Autres scènes caractéristiques vers l’âge de 9 mois, décrites par Amélie, notre maman témoin du début : « C’est rigolo : Antoine secoue les mains quand on lui chante Ainsi font, font, font les petites marionnettes, il tape dans ses mains quand on lui dit bravo, il fait aussi bonjour et au revoir avec la main. Dans le bus, il agite la main et dit bonjour à tout le monde, et il sourit quand quelqu’un réagit. Il dit aussi bonjour aux voitures et aux arbres, signe qu’il n’attend pas spécialement de réponse ! Il ne comprend sans doute pas la signification des mots, mais il associe très bien les mots et les gestes. »
Au revoir, et la main de votre petit bout s’agite quand vous le laissez à la crèche ou au moment de la mise au lit. Bravo, et il bat des mains parce que vous vous réjouissez avec lui qu’il ait atteint son but – attraper ce qu’il convoitait ou arriver à contourner un obstacle au sol. À force de vous observer – « par mimétisme », comme le dit une maman –, il a appris à faire les bons gestes aux bons moments. Il vous les voit faire, avec une intention précise, cela l’intrigue, cela l’intéresse. Il vous imite (grâce aux neurones miroirs – c’est tout le champ des neurosciences). Il y a du conditionnement là-dedans. Vous êtes bon public devant ses mouvements de mains. Votre plaisir anime le sien, et réciproquement.
« Ce sont des codes sociaux dont il perçoit déjà toute l’importance, entre autres parce qu’ils sont empreints de beaucoup de renforcements positifs. Quand un enfant fait au revoir de la main, tout le monde est content et le montre, car cela veut dire qu’il a compris le code social… au-delà du geste. Mais partager des codes sociaux, c’est aussi partager des émotions, du plaisir (voire du déplaisir quand le geste ne vient pas) », souligne Monique Meyfroet.

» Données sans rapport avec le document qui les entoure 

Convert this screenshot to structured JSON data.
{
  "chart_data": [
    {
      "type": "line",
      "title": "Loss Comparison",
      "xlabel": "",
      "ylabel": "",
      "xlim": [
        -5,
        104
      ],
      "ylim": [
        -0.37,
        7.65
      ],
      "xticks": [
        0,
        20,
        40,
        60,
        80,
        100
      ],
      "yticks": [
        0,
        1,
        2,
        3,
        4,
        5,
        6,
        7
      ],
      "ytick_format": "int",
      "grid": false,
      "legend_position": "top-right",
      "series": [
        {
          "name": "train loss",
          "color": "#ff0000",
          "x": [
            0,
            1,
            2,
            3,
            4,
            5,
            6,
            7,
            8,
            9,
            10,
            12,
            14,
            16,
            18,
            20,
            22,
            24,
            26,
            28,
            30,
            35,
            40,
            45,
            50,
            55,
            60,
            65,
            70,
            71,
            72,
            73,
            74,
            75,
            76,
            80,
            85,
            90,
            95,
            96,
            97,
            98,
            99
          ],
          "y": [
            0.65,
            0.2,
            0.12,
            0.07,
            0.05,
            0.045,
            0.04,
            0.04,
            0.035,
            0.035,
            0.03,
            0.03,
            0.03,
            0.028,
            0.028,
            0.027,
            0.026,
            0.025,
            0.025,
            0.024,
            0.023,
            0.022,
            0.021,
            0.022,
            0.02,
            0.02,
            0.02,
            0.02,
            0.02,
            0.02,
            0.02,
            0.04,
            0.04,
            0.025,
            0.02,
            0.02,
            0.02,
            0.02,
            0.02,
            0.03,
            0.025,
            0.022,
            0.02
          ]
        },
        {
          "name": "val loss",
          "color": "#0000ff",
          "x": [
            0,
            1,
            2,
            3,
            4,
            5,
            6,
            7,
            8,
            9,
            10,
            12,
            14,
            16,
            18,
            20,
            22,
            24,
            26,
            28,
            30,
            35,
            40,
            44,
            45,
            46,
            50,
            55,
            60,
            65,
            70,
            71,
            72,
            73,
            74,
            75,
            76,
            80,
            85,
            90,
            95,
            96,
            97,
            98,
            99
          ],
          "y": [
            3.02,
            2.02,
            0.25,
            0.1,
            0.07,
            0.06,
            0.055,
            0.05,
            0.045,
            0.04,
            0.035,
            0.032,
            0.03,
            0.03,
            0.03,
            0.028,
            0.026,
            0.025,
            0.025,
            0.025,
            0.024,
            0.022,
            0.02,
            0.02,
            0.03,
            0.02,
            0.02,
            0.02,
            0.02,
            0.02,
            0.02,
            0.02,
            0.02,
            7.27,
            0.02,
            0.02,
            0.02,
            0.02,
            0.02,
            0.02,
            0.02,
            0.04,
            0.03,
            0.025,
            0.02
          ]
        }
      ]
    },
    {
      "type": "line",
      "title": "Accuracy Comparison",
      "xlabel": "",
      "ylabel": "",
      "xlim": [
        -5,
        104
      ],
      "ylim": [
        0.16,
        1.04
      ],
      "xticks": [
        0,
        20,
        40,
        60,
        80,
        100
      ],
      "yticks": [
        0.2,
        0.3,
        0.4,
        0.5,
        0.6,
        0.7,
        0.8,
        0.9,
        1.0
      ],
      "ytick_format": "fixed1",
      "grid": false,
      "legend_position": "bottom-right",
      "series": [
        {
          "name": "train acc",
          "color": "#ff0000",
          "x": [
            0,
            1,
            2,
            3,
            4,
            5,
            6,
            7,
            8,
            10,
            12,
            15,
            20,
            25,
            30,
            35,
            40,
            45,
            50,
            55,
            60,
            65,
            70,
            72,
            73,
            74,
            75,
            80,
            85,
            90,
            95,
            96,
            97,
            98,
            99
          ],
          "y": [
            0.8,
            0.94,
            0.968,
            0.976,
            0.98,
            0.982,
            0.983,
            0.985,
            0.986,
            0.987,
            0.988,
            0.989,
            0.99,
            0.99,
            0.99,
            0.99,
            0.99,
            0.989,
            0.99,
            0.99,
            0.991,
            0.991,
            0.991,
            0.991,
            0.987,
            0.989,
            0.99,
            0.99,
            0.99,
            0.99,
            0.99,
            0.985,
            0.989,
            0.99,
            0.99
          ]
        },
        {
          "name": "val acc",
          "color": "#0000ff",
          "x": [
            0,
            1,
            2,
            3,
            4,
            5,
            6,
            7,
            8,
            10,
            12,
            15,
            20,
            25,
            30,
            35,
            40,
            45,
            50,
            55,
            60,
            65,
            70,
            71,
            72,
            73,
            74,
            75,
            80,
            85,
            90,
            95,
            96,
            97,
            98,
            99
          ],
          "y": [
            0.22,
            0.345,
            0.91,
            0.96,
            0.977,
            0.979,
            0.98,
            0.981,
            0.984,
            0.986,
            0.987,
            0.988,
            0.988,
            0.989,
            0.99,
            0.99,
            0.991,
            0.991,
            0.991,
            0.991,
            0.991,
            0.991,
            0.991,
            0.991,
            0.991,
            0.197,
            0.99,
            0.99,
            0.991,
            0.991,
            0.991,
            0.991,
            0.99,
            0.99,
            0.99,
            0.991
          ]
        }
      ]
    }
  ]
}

Comme le raconte la maman d’Antoine dans son témoignage, son petit aime dire bonjour aux voitures et aux arbres. « Le monde de l’enfant est bien plus animé que le nôtre, remarque la psychologue. Les voitures et les arbres sont des objets avec lesquels il a un rapport. Cela me fait penser à un magnifique exemple que le pédopsychiatre Daniel Stern donne dans son livre Journal d’un bébé : en rampant, le bébé trouve un rai de lumière par terre ; il va lécher le sol parce que, pour lui, cela pourrait avoir le goût du miel. Ce rai de lumière a la valeur d’une expérience passée, celle du goût du miel, mais il pourrait aussi renvoyer à la couleur des cheveux de sa maman ou à autre chose… Et donc, la pensée du bébé s’appuie sur les contreforts de tous ses sens. »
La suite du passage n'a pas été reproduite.